Depeint F, Bruce WR, Shangari N, Mehta R, O'Brien PJ. (2006) Chem Biol Interact.  163(1-2): 113-32. Epub 2006 May 24. 

Web URL: View this and related abstracts via PubMed here

Abstract:

The B vitamins are water-soluble vitamins that are required as coenzymes for reactions essential for cellular function. This review focuses on the essential role of vitamins in maintaining the one-carbon transfer cycles.

Folate and choline are believed to be central methyl donors required for mitochondrial protein and nucleic acid synthesis through their active forms, 5-methyltetrahydrofolate and betaine, respectively.

Cobalamin (B12) may assist methyltetrahydrofolate in the synthesis of methionine, a cysteine source for glutathione biosynthesis.

Pyridoxal, pyridoxine and pyridoxamine (B6) seem to be involved in the regeneration of tetrahydrofolate into the active methyl-bearing form and in glutathione biosynthesis from homocysteine.

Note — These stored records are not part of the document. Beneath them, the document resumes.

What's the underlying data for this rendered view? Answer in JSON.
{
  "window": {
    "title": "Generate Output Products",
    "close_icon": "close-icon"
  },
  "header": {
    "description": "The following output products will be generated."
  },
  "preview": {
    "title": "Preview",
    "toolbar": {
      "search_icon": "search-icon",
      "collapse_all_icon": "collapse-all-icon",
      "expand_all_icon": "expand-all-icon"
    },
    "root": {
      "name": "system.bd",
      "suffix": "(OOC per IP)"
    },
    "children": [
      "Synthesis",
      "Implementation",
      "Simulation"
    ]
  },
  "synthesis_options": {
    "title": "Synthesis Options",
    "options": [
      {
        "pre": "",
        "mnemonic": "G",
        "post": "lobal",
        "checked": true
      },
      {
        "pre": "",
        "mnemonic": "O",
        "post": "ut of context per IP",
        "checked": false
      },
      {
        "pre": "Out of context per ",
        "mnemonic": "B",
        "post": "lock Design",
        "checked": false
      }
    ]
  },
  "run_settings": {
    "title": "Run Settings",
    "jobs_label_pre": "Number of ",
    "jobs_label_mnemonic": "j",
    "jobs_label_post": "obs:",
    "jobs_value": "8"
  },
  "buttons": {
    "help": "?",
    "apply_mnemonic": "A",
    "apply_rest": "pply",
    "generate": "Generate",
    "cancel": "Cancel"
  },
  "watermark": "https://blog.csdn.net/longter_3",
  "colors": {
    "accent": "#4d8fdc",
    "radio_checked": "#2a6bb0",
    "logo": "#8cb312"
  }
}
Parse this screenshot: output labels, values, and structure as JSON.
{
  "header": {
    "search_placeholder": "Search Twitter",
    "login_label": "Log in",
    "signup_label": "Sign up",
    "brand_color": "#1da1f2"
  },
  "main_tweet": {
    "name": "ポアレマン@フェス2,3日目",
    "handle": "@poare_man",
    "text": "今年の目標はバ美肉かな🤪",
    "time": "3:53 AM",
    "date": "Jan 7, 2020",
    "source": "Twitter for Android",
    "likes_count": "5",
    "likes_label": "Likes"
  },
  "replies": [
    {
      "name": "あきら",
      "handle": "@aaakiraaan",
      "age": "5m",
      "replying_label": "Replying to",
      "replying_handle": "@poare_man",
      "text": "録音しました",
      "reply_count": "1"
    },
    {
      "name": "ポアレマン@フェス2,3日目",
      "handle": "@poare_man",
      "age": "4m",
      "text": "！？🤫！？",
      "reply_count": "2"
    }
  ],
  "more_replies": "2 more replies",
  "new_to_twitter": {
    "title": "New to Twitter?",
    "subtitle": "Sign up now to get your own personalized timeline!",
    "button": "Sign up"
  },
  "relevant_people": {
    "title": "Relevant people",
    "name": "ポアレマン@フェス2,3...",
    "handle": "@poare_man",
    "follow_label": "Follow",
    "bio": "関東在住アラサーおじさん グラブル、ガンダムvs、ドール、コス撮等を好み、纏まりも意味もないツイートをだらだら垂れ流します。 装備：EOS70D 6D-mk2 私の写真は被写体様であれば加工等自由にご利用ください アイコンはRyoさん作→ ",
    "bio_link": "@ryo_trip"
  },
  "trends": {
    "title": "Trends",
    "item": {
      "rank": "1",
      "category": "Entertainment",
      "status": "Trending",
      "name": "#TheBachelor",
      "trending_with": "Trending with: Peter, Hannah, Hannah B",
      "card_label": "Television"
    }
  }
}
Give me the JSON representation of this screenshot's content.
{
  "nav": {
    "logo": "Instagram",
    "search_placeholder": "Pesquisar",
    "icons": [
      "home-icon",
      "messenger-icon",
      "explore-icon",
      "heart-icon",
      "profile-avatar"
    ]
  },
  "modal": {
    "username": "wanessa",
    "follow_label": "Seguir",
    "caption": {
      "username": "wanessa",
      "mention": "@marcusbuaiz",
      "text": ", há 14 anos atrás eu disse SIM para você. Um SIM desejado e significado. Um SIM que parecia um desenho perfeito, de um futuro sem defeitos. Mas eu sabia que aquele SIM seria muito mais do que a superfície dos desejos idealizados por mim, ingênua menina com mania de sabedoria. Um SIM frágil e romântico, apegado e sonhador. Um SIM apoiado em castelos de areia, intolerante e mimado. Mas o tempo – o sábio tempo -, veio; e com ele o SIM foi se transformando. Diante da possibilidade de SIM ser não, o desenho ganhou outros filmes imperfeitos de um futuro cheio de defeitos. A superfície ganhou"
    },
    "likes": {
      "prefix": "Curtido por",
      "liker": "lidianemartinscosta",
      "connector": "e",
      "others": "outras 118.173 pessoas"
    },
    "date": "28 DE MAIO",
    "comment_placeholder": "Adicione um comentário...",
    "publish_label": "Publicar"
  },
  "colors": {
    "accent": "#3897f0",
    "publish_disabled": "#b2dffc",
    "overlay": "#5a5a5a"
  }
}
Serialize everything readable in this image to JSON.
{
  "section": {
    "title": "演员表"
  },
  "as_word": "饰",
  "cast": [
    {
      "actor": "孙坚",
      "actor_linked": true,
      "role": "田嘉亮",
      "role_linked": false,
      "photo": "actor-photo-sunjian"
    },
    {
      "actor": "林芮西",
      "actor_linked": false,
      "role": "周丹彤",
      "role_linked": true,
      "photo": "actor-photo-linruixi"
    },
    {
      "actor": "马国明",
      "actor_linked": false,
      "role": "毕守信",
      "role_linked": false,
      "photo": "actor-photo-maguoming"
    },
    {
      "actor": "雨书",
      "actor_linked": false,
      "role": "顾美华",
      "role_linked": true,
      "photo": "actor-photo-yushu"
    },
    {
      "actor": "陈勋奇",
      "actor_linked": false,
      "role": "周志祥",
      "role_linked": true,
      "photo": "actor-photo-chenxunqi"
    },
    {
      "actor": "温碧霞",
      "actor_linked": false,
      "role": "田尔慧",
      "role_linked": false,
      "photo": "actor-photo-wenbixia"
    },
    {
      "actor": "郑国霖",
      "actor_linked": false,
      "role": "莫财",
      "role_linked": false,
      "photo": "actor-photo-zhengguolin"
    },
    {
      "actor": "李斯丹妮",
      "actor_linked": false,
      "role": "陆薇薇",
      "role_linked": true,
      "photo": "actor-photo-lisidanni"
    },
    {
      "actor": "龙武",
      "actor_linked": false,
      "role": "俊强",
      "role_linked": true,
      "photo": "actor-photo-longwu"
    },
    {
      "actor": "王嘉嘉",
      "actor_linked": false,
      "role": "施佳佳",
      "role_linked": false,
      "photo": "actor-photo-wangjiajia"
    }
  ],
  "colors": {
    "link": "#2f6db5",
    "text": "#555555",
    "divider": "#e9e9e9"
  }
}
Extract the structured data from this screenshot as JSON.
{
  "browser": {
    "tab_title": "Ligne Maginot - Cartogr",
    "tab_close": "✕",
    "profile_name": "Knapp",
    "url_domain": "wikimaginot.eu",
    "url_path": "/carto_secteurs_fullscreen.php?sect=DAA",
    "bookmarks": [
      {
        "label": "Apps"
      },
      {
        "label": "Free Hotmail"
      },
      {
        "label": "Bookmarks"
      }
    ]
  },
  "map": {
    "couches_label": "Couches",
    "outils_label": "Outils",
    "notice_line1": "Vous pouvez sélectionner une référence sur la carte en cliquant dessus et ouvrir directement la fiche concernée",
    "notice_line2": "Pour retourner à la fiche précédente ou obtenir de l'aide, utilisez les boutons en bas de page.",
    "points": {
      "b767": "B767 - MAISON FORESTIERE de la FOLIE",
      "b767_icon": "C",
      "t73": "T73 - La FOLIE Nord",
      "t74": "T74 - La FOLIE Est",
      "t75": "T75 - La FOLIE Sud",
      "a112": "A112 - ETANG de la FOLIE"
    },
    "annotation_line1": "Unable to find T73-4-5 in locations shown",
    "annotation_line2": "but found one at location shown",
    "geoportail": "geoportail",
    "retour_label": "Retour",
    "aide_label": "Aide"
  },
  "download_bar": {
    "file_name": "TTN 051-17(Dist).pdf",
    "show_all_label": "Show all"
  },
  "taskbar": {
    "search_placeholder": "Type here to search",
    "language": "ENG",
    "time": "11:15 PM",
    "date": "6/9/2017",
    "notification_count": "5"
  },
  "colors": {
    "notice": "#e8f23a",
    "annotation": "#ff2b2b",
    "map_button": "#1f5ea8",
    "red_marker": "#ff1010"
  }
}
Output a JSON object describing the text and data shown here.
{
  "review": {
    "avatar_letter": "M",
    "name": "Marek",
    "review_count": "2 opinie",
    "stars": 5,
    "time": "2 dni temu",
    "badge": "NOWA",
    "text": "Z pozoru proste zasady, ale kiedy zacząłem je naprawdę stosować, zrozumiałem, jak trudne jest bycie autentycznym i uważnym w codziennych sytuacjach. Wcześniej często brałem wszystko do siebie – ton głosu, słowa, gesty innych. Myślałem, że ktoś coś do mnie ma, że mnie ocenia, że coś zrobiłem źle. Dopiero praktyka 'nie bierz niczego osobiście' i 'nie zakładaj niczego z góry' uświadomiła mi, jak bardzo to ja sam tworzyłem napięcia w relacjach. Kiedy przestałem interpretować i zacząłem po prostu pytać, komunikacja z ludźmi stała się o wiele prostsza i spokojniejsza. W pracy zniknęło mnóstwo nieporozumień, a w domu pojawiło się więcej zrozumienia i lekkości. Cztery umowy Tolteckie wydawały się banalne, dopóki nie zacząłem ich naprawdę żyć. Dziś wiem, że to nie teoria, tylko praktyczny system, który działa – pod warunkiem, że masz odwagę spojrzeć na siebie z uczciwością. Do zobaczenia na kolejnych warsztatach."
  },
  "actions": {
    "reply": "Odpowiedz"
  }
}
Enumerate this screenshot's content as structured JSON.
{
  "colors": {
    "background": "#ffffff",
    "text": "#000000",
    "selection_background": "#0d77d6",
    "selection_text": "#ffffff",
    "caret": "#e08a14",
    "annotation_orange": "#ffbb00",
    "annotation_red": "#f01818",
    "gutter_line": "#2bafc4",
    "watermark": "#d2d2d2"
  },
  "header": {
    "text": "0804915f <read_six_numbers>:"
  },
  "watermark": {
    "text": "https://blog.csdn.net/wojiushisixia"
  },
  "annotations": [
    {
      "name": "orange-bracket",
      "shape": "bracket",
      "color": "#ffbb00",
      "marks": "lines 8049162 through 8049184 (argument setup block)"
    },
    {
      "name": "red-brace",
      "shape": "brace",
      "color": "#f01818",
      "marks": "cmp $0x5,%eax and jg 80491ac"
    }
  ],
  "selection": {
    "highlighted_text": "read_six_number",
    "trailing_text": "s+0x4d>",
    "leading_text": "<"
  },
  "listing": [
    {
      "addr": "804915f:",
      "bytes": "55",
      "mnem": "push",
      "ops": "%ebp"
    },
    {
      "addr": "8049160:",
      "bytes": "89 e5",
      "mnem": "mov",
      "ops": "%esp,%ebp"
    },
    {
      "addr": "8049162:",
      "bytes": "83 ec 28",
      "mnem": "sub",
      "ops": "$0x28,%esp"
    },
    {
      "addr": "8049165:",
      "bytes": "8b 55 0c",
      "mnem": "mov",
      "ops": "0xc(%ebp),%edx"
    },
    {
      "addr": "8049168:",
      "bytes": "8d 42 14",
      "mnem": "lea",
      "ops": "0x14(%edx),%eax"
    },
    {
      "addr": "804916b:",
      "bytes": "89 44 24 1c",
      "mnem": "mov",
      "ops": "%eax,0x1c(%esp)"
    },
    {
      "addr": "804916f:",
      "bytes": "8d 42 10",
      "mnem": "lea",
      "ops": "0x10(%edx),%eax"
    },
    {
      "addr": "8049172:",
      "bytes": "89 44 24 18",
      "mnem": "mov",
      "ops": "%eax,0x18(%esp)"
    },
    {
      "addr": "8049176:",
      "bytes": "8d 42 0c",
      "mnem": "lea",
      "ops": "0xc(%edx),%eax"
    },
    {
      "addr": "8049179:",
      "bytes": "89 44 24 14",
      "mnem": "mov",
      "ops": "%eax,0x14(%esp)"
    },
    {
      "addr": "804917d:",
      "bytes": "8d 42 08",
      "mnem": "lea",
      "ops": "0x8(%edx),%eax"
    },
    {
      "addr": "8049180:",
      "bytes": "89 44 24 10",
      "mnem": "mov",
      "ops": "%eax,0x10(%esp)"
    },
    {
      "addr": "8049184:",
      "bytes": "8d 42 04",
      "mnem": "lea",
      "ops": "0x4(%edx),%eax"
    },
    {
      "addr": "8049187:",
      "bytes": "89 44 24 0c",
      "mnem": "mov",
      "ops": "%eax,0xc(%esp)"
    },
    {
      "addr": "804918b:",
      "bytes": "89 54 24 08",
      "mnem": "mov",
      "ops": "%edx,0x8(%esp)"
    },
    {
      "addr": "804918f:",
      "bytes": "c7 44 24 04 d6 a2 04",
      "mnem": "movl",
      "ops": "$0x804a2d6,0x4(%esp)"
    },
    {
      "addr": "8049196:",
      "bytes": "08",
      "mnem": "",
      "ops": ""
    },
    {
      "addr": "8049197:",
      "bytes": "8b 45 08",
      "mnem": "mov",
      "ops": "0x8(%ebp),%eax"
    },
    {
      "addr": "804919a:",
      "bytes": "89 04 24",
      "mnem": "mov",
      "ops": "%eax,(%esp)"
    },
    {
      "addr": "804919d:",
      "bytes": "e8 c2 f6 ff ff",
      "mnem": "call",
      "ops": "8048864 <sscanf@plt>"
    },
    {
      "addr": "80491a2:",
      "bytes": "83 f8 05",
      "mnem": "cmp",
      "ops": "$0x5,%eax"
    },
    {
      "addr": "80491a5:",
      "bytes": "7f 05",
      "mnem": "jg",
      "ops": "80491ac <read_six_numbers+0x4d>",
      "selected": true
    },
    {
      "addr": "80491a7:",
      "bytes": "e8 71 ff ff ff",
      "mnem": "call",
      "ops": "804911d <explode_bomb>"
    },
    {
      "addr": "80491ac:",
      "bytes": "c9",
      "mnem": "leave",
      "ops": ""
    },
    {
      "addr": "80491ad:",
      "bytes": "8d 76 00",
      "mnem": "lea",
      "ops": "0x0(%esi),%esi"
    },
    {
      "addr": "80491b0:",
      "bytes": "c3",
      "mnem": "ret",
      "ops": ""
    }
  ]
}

Other roles of these vitamins that are relevant to mitochondrial functions will also be discussed. However these roles for B vitamins in cell function are mostly theoretically based and still require verification at the cellular level. For instance it is still not known what B vitamins are depleted by xenobiotic toxins or which cellular targets, metabolic pathways or molecular toxic mechanisms are prevented by B vitamins.

This review covers the current state of knowledge and suggests where this research field is heading so as to better understand the role vitamin Bs play in cellular function and intermediary metabolism as well as molecular, cellular and clinical consequences of vitamin deficiency.

The current experimental and clinical evidence that supplementation alleviates deficiency symptoms as well as the effectiveness of vitamins as antioxidants will also be reviewed.